3 Replies Latest reply on Jul 9, 2008 2:06 PM by bayoumi

    double precision FP again

      I have seen several threads regarding issues with doubles (including my own), and I started to be confused. The summary is:
      1- Transcendentals such as exp, log, pow, sin, ... etc are still float then type casted
      2- One topic talked about brcc in general truncating doubles from both kernels and C++, and a workaround proposed
      3- In my own tests, I have seen that basic add/sub/mult/div did not give any precision errors using brcc, compared to regular 64b CPUs. This is different from what has been reported in # 2 above
      4- I never got brcc with brt mode =CPU to work when I use doubles as constants or even when I typecast float constants to doubles.
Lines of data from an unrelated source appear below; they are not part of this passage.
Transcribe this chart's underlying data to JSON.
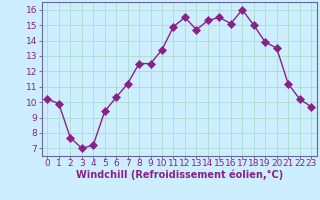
{
  "x": [
    0,
    1,
    2,
    3,
    4,
    5,
    6,
    7,
    8,
    9,
    10,
    11,
    12,
    13,
    14,
    15,
    16,
    17,
    18,
    19,
    20,
    21,
    22,
    23
  ],
  "y": [
    10.2,
    9.9,
    7.7,
    7.0,
    7.2,
    9.4,
    10.3,
    11.2,
    12.5,
    12.5,
    13.4,
    14.9,
    15.5,
    14.7,
    15.3,
    15.5,
    15.1,
    16.0,
    15.0,
    13.9,
    13.5,
    11.2,
    10.2,
    9.7
  ],
  "line_color": "#882288",
  "marker_color": "#882288",
  "bg_color": "#cceeff",
  "grid_color": "#aaddcc",
  "xlabel": "Windchill (Refroidissement éolien,°C)",
  "xlabel_color": "#882288",
  "tick_color": "#882288",
  "spine_color": "#666699",
  "ylim": [
    6.5,
    16.5
  ],
  "yticks": [
    7,
    8,
    9,
    10,
    11,
    12,
    13,
    14,
    15,
    16
  ],
  "xticks": [
    0,
    1,
    2,
    3,
    4,
    5,
    6,
    7,
    8,
    9,
    10,
    11,
    12,
    13,
    14,
    15,
    16,
    17,
    18,
    19,
    20,
    21,
    22,
    23
  ],
  "line_width": 1.0,
  "marker_size": 4,
  "tick_fontsize": 6.5,
  "xlabel_fontsize": 7.0
}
It could be me ...

      Can someone summarize the whole issue?

      1- Is this an SDK issue (i.e. will be fixed anytime soon) or a hardware issue with the ASIC architecture (i.e. no solution soon)?
      2- Is there any workarounds or new releases which can get us "real" FP on all kernels (trans. & basic maths)?

      I have seen in the posts people doing matrix factorizations (including myself), and those tend to be very sensitive to precision for large scale problems


        • double precision FP again

          Hi Amr,

          Not from AMD, but here is my perception about the issues you mentioned :

          1- Yes, there is currently no implementation of double precision transcendentals in hardware nor in software. Hopefully AMD will release a software implementation soon...

          2- The topic you mentioned was about floating-point constants in the code. That is, if you write

          double a = 1.23456789012345;

          it will be truncated to something like

          double a = 1.2345679f;

          Passing double variables using function parameters, stream or constant memory should work correctly.

          3- From my own tests on a 3850, it appears that the double precision MAD is actually fused (computes a*b+c exactly, then rounds at the end), though I have not seen it mentioned anywhere. So you might end up with a result more precise than on the CPU if you use it.

          DP division is implemented in software using the fused MAD (FMA), but does not seem to provide correct rounding in every case, so it may yield different results than the CPU.


            • double precision FP again

              Hi there,

              I did ask about rounding modes a little while ago in this post.

              The suggestion there was that mads weren't fused but that the multiplication wasn't truncated either (i.e. a mad is just the same as a rounded mul followed by a rounded add). I tested this just recently for single precision and this was indeed what happened, but I didn't try double precision. If it is fused then that'd be great!

            • double precision FP again
              thank you everyone for your replies.
              I hope also someone from AMD would clear these issues you have raised, specially how does the actual hardware does both transcendental and basic DP maths.
              BTW, does the 4870 exepct to have a change in the DP FP math hardware?